In order to support Union entities, the IICB should provide guidance to the Head of CERT-EU, adopt a multiannual strategy on raising the level of cybersecurity in the Union entities, establish the methodology for and other aspects of voluntary peer reviews, and facilitate the establishment of an informal group of local cybersecurity officers, supported by the European Union Agency for Cybersecurity (ENISA), with the aim of exchanging best practices and information in relation to the implementation of this Regulation.

CERT-EU should collect, manage, analyse and share information with the Union entities on cyber threats, vulnerabilities and incidents in unclassified ICT infrastructure. It should coordinate responses to incidents at interinstitutional and Union entity level, including by providing or coordinating the provision of specialised operational assistance.

Reporting obligations

This Regulation lays down a multiple-stage approach to the reporting of significant incidents. All EU entities will have to inform CERT-EU of any incident with a significant impact. An incident should be considered to be significant if: (a)  it has caused or is capable of causing severe operational disruption to the functioning of, or financial loss to, the Union entity concerned; (b)  it has affected or is capable of affecting other natural or legal persons by causing considerable material or non-material damage.

Union entities should submit to CERT-EU:

- without undue delay and in any event within 24 hours of becoming aware of the significant incident, an early warning, which, where applicable, shall indicate that the significant incident is suspected of being caused by unlawful or malicious acts or could have a cross-entity or a cross-border impact;

- without undue delay and in any event within 72 hours of becoming aware of the significant incident, an incident notification, which, where applicable, shall update the information referred to in point (a) and indicate an initial assessment of the significant incident, including its severity and impact, as well as, where available, the indicators of compromise;

- a final report not later than one month after the submission of the incident notification, including the following: (i) a detailed description of the incident, including its severity and impact; (ii) the type of threat or root cause that is likely to have triggered the incident; (iii) applied and ongoing mitigation measures; (iv) where applicable, the cross-border or cross-entity impact of the incident.

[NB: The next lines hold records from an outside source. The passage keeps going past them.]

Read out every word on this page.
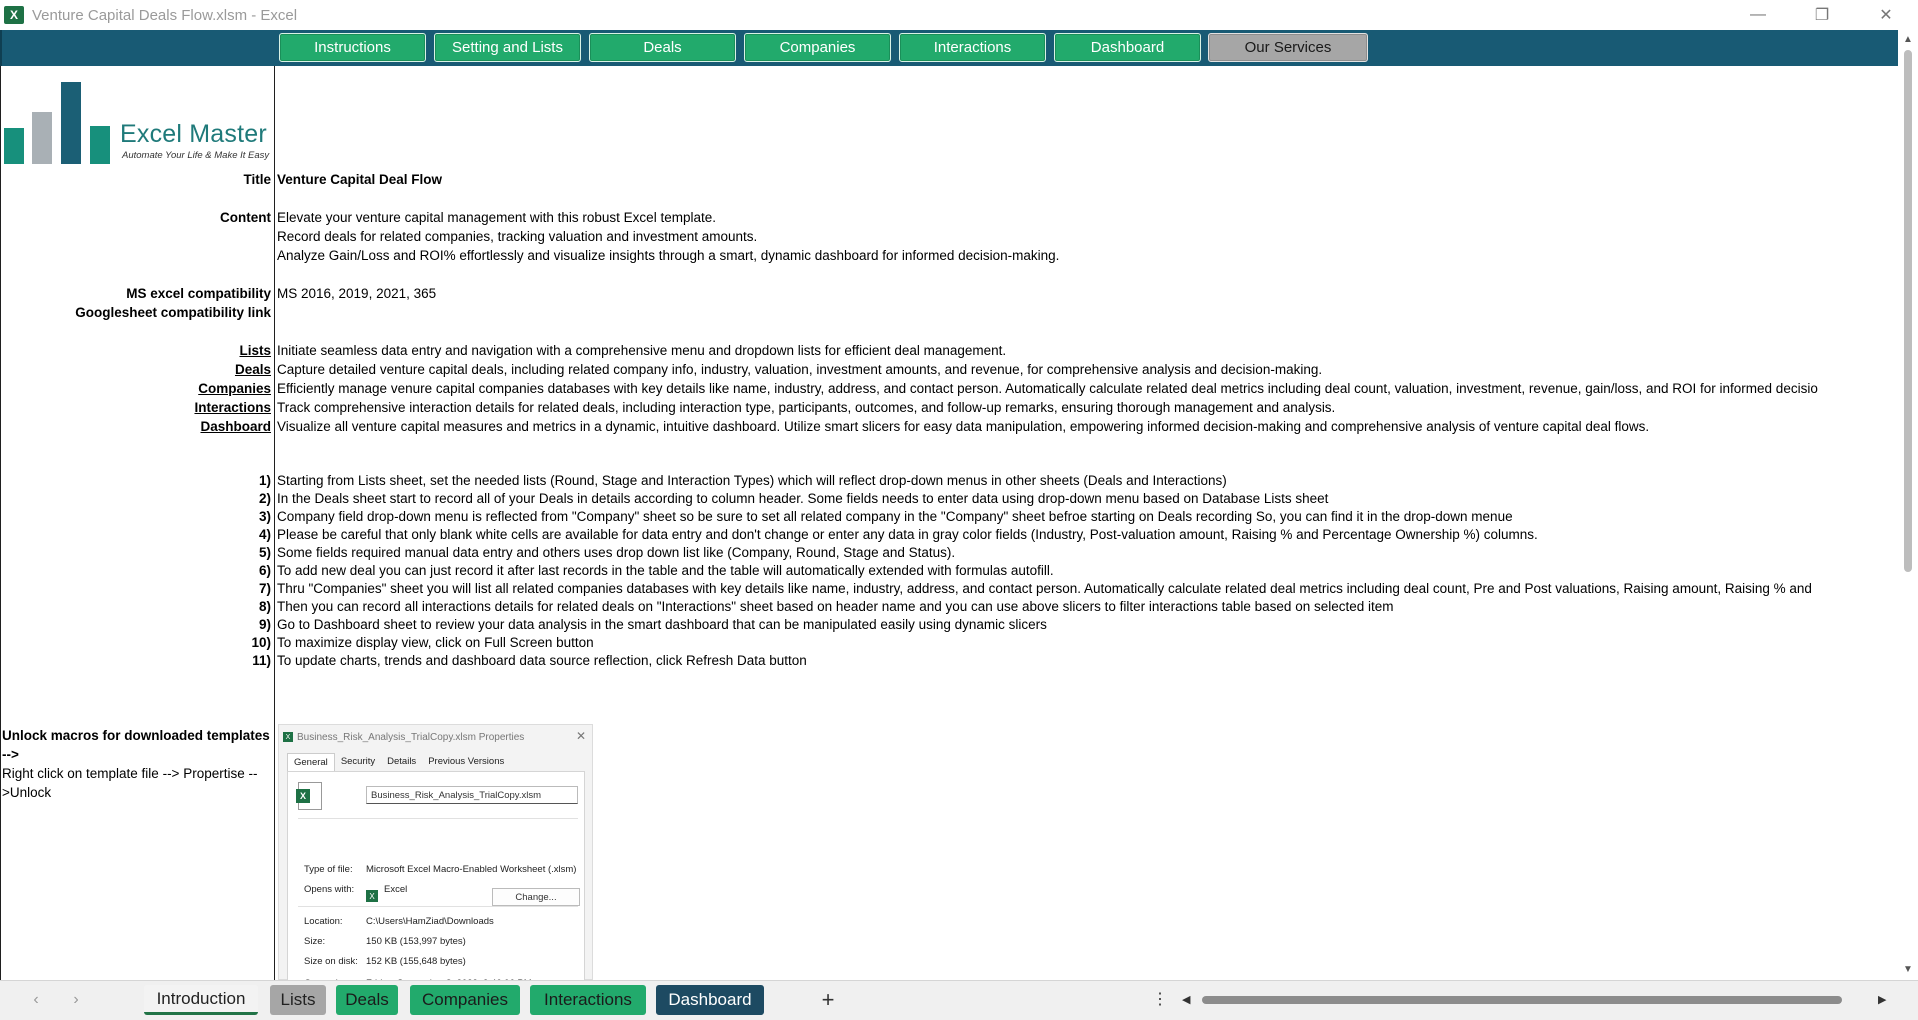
X Venture Capital Deals Flow.xlsm - Excel	—	❐	✕
Instructions	Setting and Lists	Deals	Companies	Interactions	Dashboard	Our Services
Excel Master
Automate Your Life & Make It Easy
Title Venture Capital Deal Flow
Content Elevate your venture capital management with this robust Excel template.
Record deals for related companies, tracking valuation and investment amounts.
Analyze Gain/Loss and ROI% effortlessly and visualize insights through a smart, dynamic dashboard for informed decision-making.
MS excel compatibility MS 2016, 2019, 2021, 365
Googlesheet compatibility link
Lists Initiate seamless data entry and navigation with a comprehensive menu and dropdown lists for efficient deal management.
Deals Capture detailed venture capital deals, including related company info, industry, valuation, investment amounts, and revenue, for comprehensive analysis and decision-making.
Companies Efficiently manage venure capital companies databases with key details like name, industry, address, and contact person. Automatically calculate related deal metrics including deal count, valuation, investment, revenue, gain/loss, and ROI for informed decisio
Interactions Track comprehensive interaction details for related deals, including interaction type, participants, outcomes, and follow-up remarks, ensuring thorough management and analysis.
Dashboard Visualize all venture capital measures and metrics in a dynamic, intuitive dashboard. Utilize smart slicers for easy data manipulation, empowering informed decision-making and comprehensive analysis of venture capital deal flows.
1) Starting from Lists sheet, set the needed lists (Round, Stage and Interaction Types) which will reflect drop-down menus in other sheets (Deals and Interactions)
2) In the Deals sheet start to record all of your Deals in details according to column header. Some fields needs to enter data using drop-down menu based on Database Lists sheet
3) Company field drop-down menu is reflected from "Company" sheet so be sure to set all related company in the "Company" sheet befroe starting on Deals recording So, you can find it in the drop-down menue
4) Please be careful that only blank white cells are available for data entry and don't change or enter any data in gray color fields (Industry, Post-valuation amount, Raising % and Percentage Ownership %) columns.
5) Some fields required manual data entry and others uses drop down list like (Company, Round, Stage and Status).
6) To add new deal you can just record it after last records in the table and the table will automatically extended with formulas autofill.
7) Thru "Companies" sheet you will list all related companies databases with key details like name, industry, address, and contact person. Automatically calculate related deal metrics including deal count, Pre and Post valuations, Raising amount, Raising % and
8) Then you can record all interactions details for related deals on "Interactions" sheet based on header name and you can use above slicers to filter interactions table based on selected item
9) Go to Dashboard sheet to review your data analysis in the smart dashboard that can be manipulated easily using dynamic slicers
10) To maximize display view, click on Full Screen button
11) To update charts, trends and dashboard data source reflection, click Refresh Data button
Unlock macros for downloaded templates -->
Right click on template file --> Propertise -->Unlock
X Business_Risk_Analysis_TrialCopy.xlsm Properties	✕
General	Security	Details	Previous Versions
X	Business_Risk_Analysis_TrialCopy.xlsm
Type of file: Microsoft Excel Macro-Enabled Worksheet (.xlsm)
Opens with:
X
Excel
Change...
Location: C:\Users\HamZiad\Downloads
Size:	150 KB (153,997 bytes)
Size on disk: 152 KB (155,648 bytes)
▲
▼
‹	›	Introduction	Lists	Deals	Companies	Interactions	Dashboard	+	⋮ ◀	▶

A Union entity should, without undue delay and in any event within 24 hours of becoming aware of a significant incident, inform any relevant Member State counterparts in the Member State where it is located that a significant incident has occurred.

The amended text specifies that the processing, by CERT-EU, the Interinstitutional Cyber Security Council and Union entities, of personal data under the Regulation must be carried out in accordance with Regulation (EU) 2018/1725 on the protection of individuals with regard to the processing of personal data by the Union institutions, bodies, offices and agencies and on the free movement of such data.